CTL: Center for Teaching and Learning

Facilitating Workshops

written by Rachel Jameton and the Working Board

Thank you for being willing to facilitate a workshop at the CTL. Your expertise and passion for teaching is highly valued and greatly appreciated. Below are timelines, and general information, for developing and offering workshops at the CTL. This page is always evolving.

Workshop development and facilitation

Workshops are compassionate and growth-minded, and typically related to engaging students, curriculum design, inclusive practices, and personal growth. Ideally, attendees leave with a new technique that can be implemented immediately, and some new ways to think about teaching in the longer term. 

Preparing for your Workshop

Please contact the CTL at the beginning of the semester, or the semester prior, during which you would like to run your workshop. Here is a rough timeline for planning your workshop:

  • The semester before: contact Rachel at the CTL to let her know you would like to facilitate a workshop at the CTL.    
  • Before the start of the semester in which you will facilitate: You will be sent a calendar in which you can identify the week in which you would like to facilitate your workshop.
  • One month before your workshop or earlier: Rachel will contact you to set up a specific date and time for the workshop, and arrange a time to go over your workshop. You will also need to send in a blurb for the website and Ace.
  • In the month before your workshop: Rachel will advertise through the biweekly email and Facebook.
  • A few days before your workshop: You will be sent a roster of faculty/staff that have signed up by Ace and those faculty/staff will be sent a reminder about the workshop.
  • The day of your workshop: please see Standard Workshop Design below
  • After your workshop: We do not send out official thank you notes, but if you would like one for your portfolio, please request one. Also, if you are interested in survey results, please contact the CTL.

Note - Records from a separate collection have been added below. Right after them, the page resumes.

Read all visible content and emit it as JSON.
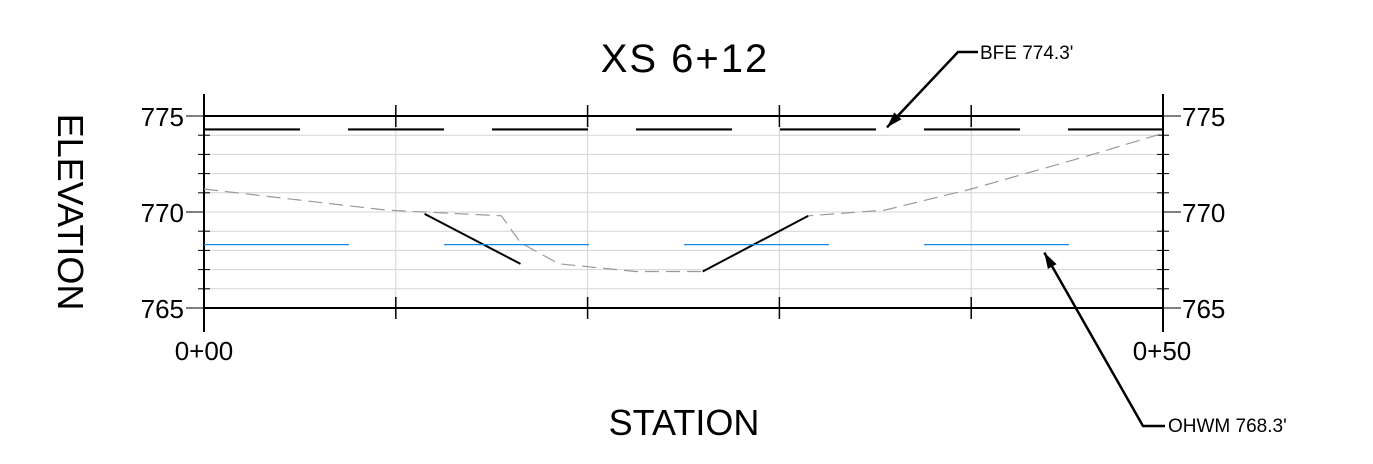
{
  "chart_data": {
    "type": "line",
    "title": "XS  6+12",
    "xlabel": "STATION",
    "ylabel": "ELEVATION",
    "x_range": [
      0,
      50
    ],
    "y_range": [
      765,
      775
    ],
    "x_tick_labels": [
      "0+00",
      "0+50"
    ],
    "y_tick_labels_left": [
      "775",
      "770",
      "765"
    ],
    "y_tick_labels_right": [
      "775",
      "770",
      "765"
    ],
    "grid": true,
    "series": [
      {
        "name": "",
        "style": "dashed-gray",
        "color": "#9a9a9a",
        "points": [
          [
            0,
            771.2
          ],
          [
            9.5,
            770.1
          ],
          [
            15.5,
            769.8
          ],
          [
            16.5,
            768.4
          ],
          [
            18.5,
            767.3
          ],
          [
            22.5,
            766.9
          ],
          [
            26,
            766.9
          ],
          [
            29,
            768.5
          ],
          [
            31.5,
            769.8
          ],
          [
            35.5,
            770.1
          ],
          [
            40,
            771.2
          ],
          [
            46,
            772.9
          ],
          [
            50,
            774.1
          ]
        ]
      },
      {
        "name": "",
        "style": "solid-black",
        "color": "#000000",
        "segments": [
          [
            [
              11.5,
              769.9
            ],
            [
              16.5,
              767.3
            ]
          ],
          [
            [
              26,
              766.9
            ],
            [
              31.5,
              769.8
            ]
          ]
        ]
      },
      {
        "name": "BFE",
        "style": "long-dash-black",
        "color": "#000000",
        "y": 774.3
      },
      {
        "name": "OHWM",
        "style": "dashed-blue",
        "color": "#1a8ae0",
        "y": 768.3
      }
    ],
    "annotations": [
      {
        "id": "bfe",
        "text": "BFE 774.3'",
        "points_to": [
          35.5,
          774.3
        ]
      },
      {
        "id": "ohwm",
        "text": "OHWM 768.3'",
        "points_to": [
          43.5,
          768.3
        ]
      }
    ]
  }
}
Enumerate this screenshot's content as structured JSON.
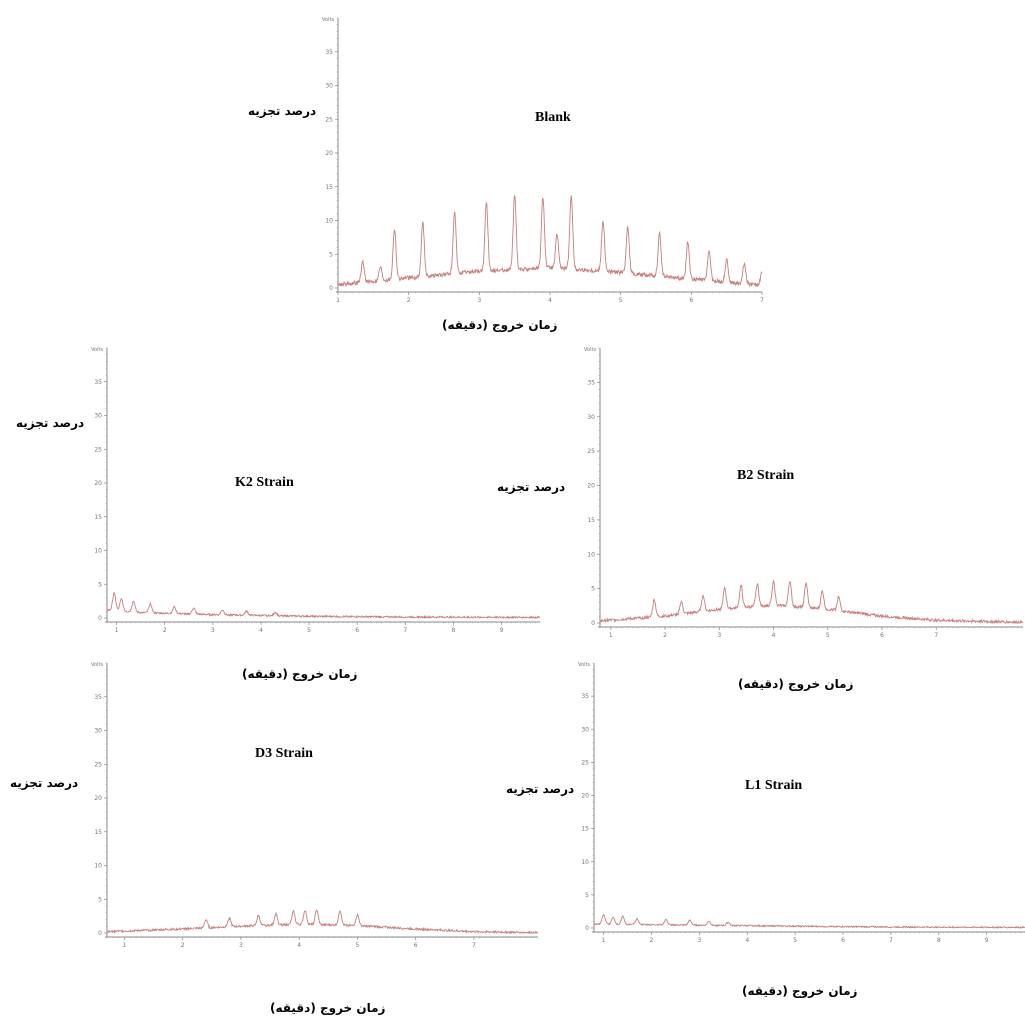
{
  "labels": {
    "ylabel": "درصد تجزیه",
    "xlabel": "زمان خروج (دقیقه)",
    "unit": "Volts"
  },
  "colors": {
    "trace": "#c77f7f",
    "axis": "#8a8a8a",
    "tick_text": "#777777"
  },
  "chart_data": [
    {
      "id": "blank",
      "type": "line",
      "title": "Blank",
      "ylabel": "درصد تجزیه",
      "xlabel": "زمان خروج (دقیقه)",
      "ylim": [
        0,
        40
      ],
      "yticks": [
        0,
        5,
        10,
        15,
        20,
        25,
        30,
        35
      ],
      "xlim": [
        1,
        7
      ],
      "xticks": [
        1,
        2,
        3,
        4,
        5,
        6,
        7
      ],
      "series": [
        {
          "baseline": [
            [
              1,
              0.5
            ],
            [
              2,
              1.5
            ],
            [
              3,
              2.5
            ],
            [
              4,
              3.0
            ],
            [
              5,
              2.3
            ],
            [
              6,
              1.3
            ],
            [
              7,
              0.4
            ]
          ],
          "peaks": [
            [
              1.35,
              3
            ],
            [
              1.6,
              2
            ],
            [
              1.8,
              7.5
            ],
            [
              2.2,
              8
            ],
            [
              2.65,
              9
            ],
            [
              3.1,
              10
            ],
            [
              3.5,
              11
            ],
            [
              3.9,
              10.5
            ],
            [
              4.1,
              5
            ],
            [
              4.3,
              11
            ],
            [
              4.75,
              7.5
            ],
            [
              5.1,
              7
            ],
            [
              5.55,
              6.5
            ],
            [
              5.95,
              5.5
            ],
            [
              6.25,
              4.5
            ],
            [
              6.5,
              3.5
            ],
            [
              6.75,
              3
            ],
            [
              7.0,
              2
            ]
          ],
          "noise": 0.6
        }
      ]
    },
    {
      "id": "k2",
      "type": "line",
      "title": "K2 Strain",
      "ylabel": "درصد تجزیه",
      "xlabel": "زمان خروج (دقیقه)",
      "ylim": [
        0,
        40
      ],
      "yticks": [
        0,
        5,
        10,
        15,
        20,
        25,
        30,
        35
      ],
      "xlim": [
        0.8,
        9.8
      ],
      "xticks": [
        1,
        2,
        3,
        4,
        5,
        6,
        7,
        8,
        9
      ],
      "series": [
        {
          "baseline": [
            [
              0.8,
              1.2
            ],
            [
              1.5,
              0.8
            ],
            [
              3,
              0.5
            ],
            [
              5,
              0.25
            ],
            [
              7,
              0.15
            ],
            [
              9.8,
              0.1
            ]
          ],
          "peaks": [
            [
              0.95,
              2.6
            ],
            [
              1.1,
              1.8
            ],
            [
              1.35,
              1.6
            ],
            [
              1.7,
              1.4
            ],
            [
              2.2,
              1.0
            ],
            [
              2.6,
              0.9
            ],
            [
              3.2,
              0.7
            ],
            [
              3.7,
              0.6
            ],
            [
              4.3,
              0.5
            ]
          ],
          "noise": 0.25
        }
      ]
    },
    {
      "id": "b2",
      "type": "line",
      "title": "B2 Strain",
      "ylabel": "درصد تجزیه",
      "xlabel": "زمان خروج (دقیقه)",
      "ylim": [
        0,
        40
      ],
      "yticks": [
        0,
        5,
        10,
        15,
        20,
        25,
        30,
        35
      ],
      "xlim": [
        0.8,
        8.6
      ],
      "xticks": [
        1,
        2,
        3,
        4,
        5,
        6,
        7
      ],
      "series": [
        {
          "baseline": [
            [
              0.8,
              0.3
            ],
            [
              2,
              1.0
            ],
            [
              3,
              2.0
            ],
            [
              4,
              2.6
            ],
            [
              5,
              2.0
            ],
            [
              6,
              1.0
            ],
            [
              7,
              0.4
            ],
            [
              8.6,
              0.1
            ]
          ],
          "peaks": [
            [
              1.8,
              2.5
            ],
            [
              2.3,
              1.8
            ],
            [
              2.7,
              2.3
            ],
            [
              3.1,
              3.0
            ],
            [
              3.4,
              3.2
            ],
            [
              3.7,
              3.3
            ],
            [
              4.0,
              3.4
            ],
            [
              4.3,
              3.7
            ],
            [
              4.6,
              3.6
            ],
            [
              4.9,
              2.6
            ],
            [
              5.2,
              2.0
            ]
          ],
          "noise": 0.4
        }
      ]
    },
    {
      "id": "d3",
      "type": "line",
      "title": "D3 Strain",
      "ylabel": "درصد تجزیه",
      "xlabel": "زمان خروج (دقیقه)",
      "ylim": [
        0,
        40
      ],
      "yticks": [
        0,
        5,
        10,
        15,
        20,
        25,
        30,
        35
      ],
      "xlim": [
        0.7,
        8.1
      ],
      "xticks": [
        1,
        2,
        3,
        4,
        5,
        6,
        7
      ],
      "series": [
        {
          "baseline": [
            [
              0.7,
              0.2
            ],
            [
              2,
              0.6
            ],
            [
              3,
              1.0
            ],
            [
              4,
              1.3
            ],
            [
              5,
              1.1
            ],
            [
              6,
              0.6
            ],
            [
              7,
              0.2
            ],
            [
              8.1,
              0.05
            ]
          ],
          "peaks": [
            [
              2.4,
              1.2
            ],
            [
              2.8,
              1.3
            ],
            [
              3.3,
              1.5
            ],
            [
              3.6,
              1.7
            ],
            [
              3.9,
              1.9
            ],
            [
              4.1,
              2.1
            ],
            [
              4.3,
              2.2
            ],
            [
              4.7,
              2.2
            ],
            [
              5.0,
              1.6
            ]
          ],
          "noise": 0.3
        }
      ]
    },
    {
      "id": "l1",
      "type": "line",
      "title": "L1 Strain",
      "ylabel": "درصد تجزیه",
      "xlabel": "زمان خروج (دقیقه)",
      "ylim": [
        0,
        40
      ],
      "yticks": [
        0,
        5,
        10,
        15,
        20,
        25,
        30,
        35
      ],
      "xlim": [
        0.8,
        9.8
      ],
      "xticks": [
        1,
        2,
        3,
        4,
        5,
        6,
        7,
        8,
        9
      ],
      "series": [
        {
          "baseline": [
            [
              0.8,
              0.6
            ],
            [
              2,
              0.5
            ],
            [
              4,
              0.35
            ],
            [
              6,
              0.2
            ],
            [
              8,
              0.12
            ],
            [
              9.8,
              0.1
            ]
          ],
          "peaks": [
            [
              1.0,
              1.4
            ],
            [
              1.2,
              1.1
            ],
            [
              1.4,
              1.2
            ],
            [
              1.7,
              0.9
            ],
            [
              2.3,
              0.8
            ],
            [
              2.8,
              0.7
            ],
            [
              3.2,
              0.6
            ],
            [
              3.6,
              0.5
            ]
          ],
          "noise": 0.2
        }
      ]
    }
  ]
}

Suggested Workshop elements and flow

  • Please arrive 10 minutes before to set up room, make tea and connect electronically, get surveys from Rachel, greet attendees
  • Start your workshop with introductions 
  • Note "rules" for discussion if you'd like
  • Model best practices
  • Summarize the conversation
  • Leave time for a reflection on "how can I use this information in my class or my life?" *this is particularly important so that faculty have time to connect the workshop material to their experience*
  • Give the three question assessment 
  • Follow up with thank you and website link

 Best Practices in Facilitation as described by faculty facilitators

  • Plan for every minute
  • Even a one person audience is worth 100% of your time and effort
  • Make sure that everyone introduces themselves
  • Use backwards design: start with your outcomes, then your activities, then your assessment
  • Focus on a clear idea/direction of what to do in the classroom. Faculty should leave with both a new easy-to-implement activity and the content.
  • Model exercises/active learning/CATs/HIPs/UDL with specific attention to your topic. So, if you are discussing relationship based teaching, you should model best practices in relationship building, etc. 
  • Take abundant notes so that you can summarize the conversation
  • Have discussion questions planned out and clearly displayed
  • If possible, sit down
  • Make sure you have a solid foundation in the research before facilitating
  • Give every participant a chance to say something, even just a word or two. If you write down responses, makes sure to value everyone's contribution and write down everyone's responses
  • Give a handout for attendees to write on and take with them
  • Delocalize authority: get your audience to talk with each other
  • Practice beforehand
  • Practice FISH Philosophy https://www.fishphilosophy.com
  • Gauge where people actually are in their knowledge/interest

Mistakes we've learned from

  • Not taking enough notes during the conversation
  • Leaving my phone on :)
  • Trying to pack in too much information and not leaving time for reflection
  • Going down a rabbit hole and running out of time for the important stuff
  • Not giving people enough time to think
  • Overplanning and not being flexible
  • Not having back-up technology
  • Not knowing my audience!

 Discussion guidelines for attendees (on display in CTL)

  • Help us start and end on time
  • Self-regulate your speaking time
  • Expect to be challenged and/or annoyed  and/or feel like you said the wrong thing, even if you didn’t
  • If you need to arrive late, leave early or leave the room at any time, it’s ok
  • Help yourself to tea or other hot drinks, they are relaxing

Ideas and Inspiration pages

Faculty and staff are invited to contribute to the "ideas and inspiration" pages, like this one. Some of these pages stem from a workshop or presentation, while others are an outcome of research, teaching philosophy and experience. Please contact the CTL with your ideas.

Sabbaticals, conference reports and practice presentations

If you have recently taken a sabbatical, travelled or plan to give a talk in the future related to teaching and learning, the CTL is available for reports and practice. We have monitors and projectors, and can connect by zoom to off-campus guests. Depending on content, timing and your wishes, the campus can be invited or a selected audience of your choice.